Six Memos, The Bridge Gallery St George’s Hall, until 24th February, free
Hooray for starting the year with a bit of contemporary art! Especially the prospect of an exhibition that’s making connections across Liverpool. Undoubtedly in the planning for a good while, but nevertheless timely. So, what’s there to discover in the vaults under St George’s Hall?
Six Memos For The Next Millennium is a collection of lectures by Italo Calvino – planned, but never delivered. Although I’d purchased a copy of the book prior to viewing the show, I hadn’t read it. I knew that the exhibition was seeking to explore the six themes of the book – Lightness, Quickness, Exactitude, Visibility, Multiplicity and Consistency – but also believe that art should speak for itself without needing decoding. I often wonder this with themed exhibitions – am I valuing the expressions, or the extent to which I know it meets the theme? So I thought it more worthwhile to see what the show did with these themes without going into detail.
I think I was right to do so. There are several artworks here that I like as objects in themselves, which clearly tell their own stories. The first one I (and several other people) shared on Instagram is work from Luca Arboccò’s Three Channels (Trompe l’Oeil) series. This is for a good reason – not only is it beautiful, but it’s also There’s a film by Laura Robertson over the entrance passageway too which I like – Medusa has kinda become my ‘thing’ lately, and any artwork that’s a declaration for the defiant gaze is going to get my approval. And I also like Esther Gatón’s Tres Maneras de Sentarse sculptures – I’m not sure I understand them, but I enjoy them as objects.
Of course, there’s things that I really don’t like too. Such as Fabio Tasso’s E0BSY 18 – yellow, sludgy creations that I didn’t see the point of, or which theme they were working in at all. And whilst none of the photography was bad, some of it felt a bit ordinary. It’s not that Adam Lee’s Identity Documents stand out as not belonging – more that they could belong in so many places and be used to say so many things.
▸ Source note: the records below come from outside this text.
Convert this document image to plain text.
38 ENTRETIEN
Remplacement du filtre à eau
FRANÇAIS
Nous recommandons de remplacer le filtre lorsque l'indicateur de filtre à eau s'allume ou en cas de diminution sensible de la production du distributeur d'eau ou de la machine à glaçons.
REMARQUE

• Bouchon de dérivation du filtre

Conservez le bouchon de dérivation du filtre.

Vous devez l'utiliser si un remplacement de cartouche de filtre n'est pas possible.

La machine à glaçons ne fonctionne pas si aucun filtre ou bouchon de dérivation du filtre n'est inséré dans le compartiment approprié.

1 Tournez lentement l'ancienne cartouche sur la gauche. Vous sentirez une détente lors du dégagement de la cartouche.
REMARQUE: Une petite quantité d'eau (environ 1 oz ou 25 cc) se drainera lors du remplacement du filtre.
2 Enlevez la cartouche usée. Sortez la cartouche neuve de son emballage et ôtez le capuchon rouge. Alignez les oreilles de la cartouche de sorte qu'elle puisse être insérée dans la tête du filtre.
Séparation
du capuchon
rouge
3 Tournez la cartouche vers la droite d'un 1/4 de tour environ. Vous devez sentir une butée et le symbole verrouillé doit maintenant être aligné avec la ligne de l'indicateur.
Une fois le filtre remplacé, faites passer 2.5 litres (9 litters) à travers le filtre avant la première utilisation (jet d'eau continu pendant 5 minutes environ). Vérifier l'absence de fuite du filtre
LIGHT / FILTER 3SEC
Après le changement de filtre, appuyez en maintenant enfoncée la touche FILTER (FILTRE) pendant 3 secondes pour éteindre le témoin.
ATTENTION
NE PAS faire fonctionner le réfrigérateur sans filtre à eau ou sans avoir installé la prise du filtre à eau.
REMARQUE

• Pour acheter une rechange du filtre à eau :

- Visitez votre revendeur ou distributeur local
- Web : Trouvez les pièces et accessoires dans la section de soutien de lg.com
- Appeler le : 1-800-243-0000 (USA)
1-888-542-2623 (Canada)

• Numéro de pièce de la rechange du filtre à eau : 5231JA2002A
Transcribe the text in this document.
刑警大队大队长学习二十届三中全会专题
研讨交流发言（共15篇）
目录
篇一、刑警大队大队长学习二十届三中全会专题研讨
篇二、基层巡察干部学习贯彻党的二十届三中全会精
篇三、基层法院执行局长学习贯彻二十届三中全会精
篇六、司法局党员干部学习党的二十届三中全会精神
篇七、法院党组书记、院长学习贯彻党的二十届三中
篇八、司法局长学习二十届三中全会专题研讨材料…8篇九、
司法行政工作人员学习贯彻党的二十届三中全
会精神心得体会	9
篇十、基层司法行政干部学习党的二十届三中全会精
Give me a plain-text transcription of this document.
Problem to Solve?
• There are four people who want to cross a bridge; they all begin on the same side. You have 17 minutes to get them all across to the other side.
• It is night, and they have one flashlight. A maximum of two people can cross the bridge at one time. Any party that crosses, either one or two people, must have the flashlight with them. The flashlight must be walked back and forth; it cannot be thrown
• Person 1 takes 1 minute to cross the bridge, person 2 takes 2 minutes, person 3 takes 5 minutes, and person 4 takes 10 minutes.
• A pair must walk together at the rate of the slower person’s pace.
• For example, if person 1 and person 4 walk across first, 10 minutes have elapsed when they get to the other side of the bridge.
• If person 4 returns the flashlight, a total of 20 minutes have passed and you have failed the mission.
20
Ordinary is a particular problem when, as I said about the bad, I couldn’t get a sense of the theme. Six Memos is an exhibition which very much leaves finding connections up to the audience. Reading through the guidebook later on, I spot that the lack of easily observable connections is a deliberate move to give the show:
“a fragmented structure that creates a series of interrelationships, and gaps…it is in places of the in-between that the meaning is formed.”
OK, they want us to create our own connections. So when an artwork does draw a blank, it’s frustrating because it’s like missing a piece of a jigsaw puzzle. Is the room making a statement that I’m missing? How can I tell if I don’t know what your art is saying and what it’s connecting to?
In other ways, connections are all over the place. Whether it’s maps and subways, or physical landmarks, the sense of place is everywhere. There’s a surprising physicality to the show, considering it’s about a work of literary criticism. I like it – it’s anchoring a high-concept theme in reality. I like Tjaša Kalkan’s Dialogues photographs (featured image) for this. Her interventions into ordinary street scenes are playful, not too serious. Why talk when you can act?
Six Memos comes across much more as a collection of individual pieces than a cohesive statement. I have now started reading the book, and am retrospectively starting to piece together the intentions of some of the artworks, and perhaps combinations. But is this what I’m meant to do? If we’re being honest here, are they expecting visitors to have each read Calvino before seeing the art? I suspect maybe yes, so there’s a gulf of expectation there. Whilst there’s art to enjoy and unpack on an individual basis, I feel like Six Memos misses an opportunity to give depth to the concepts it covers.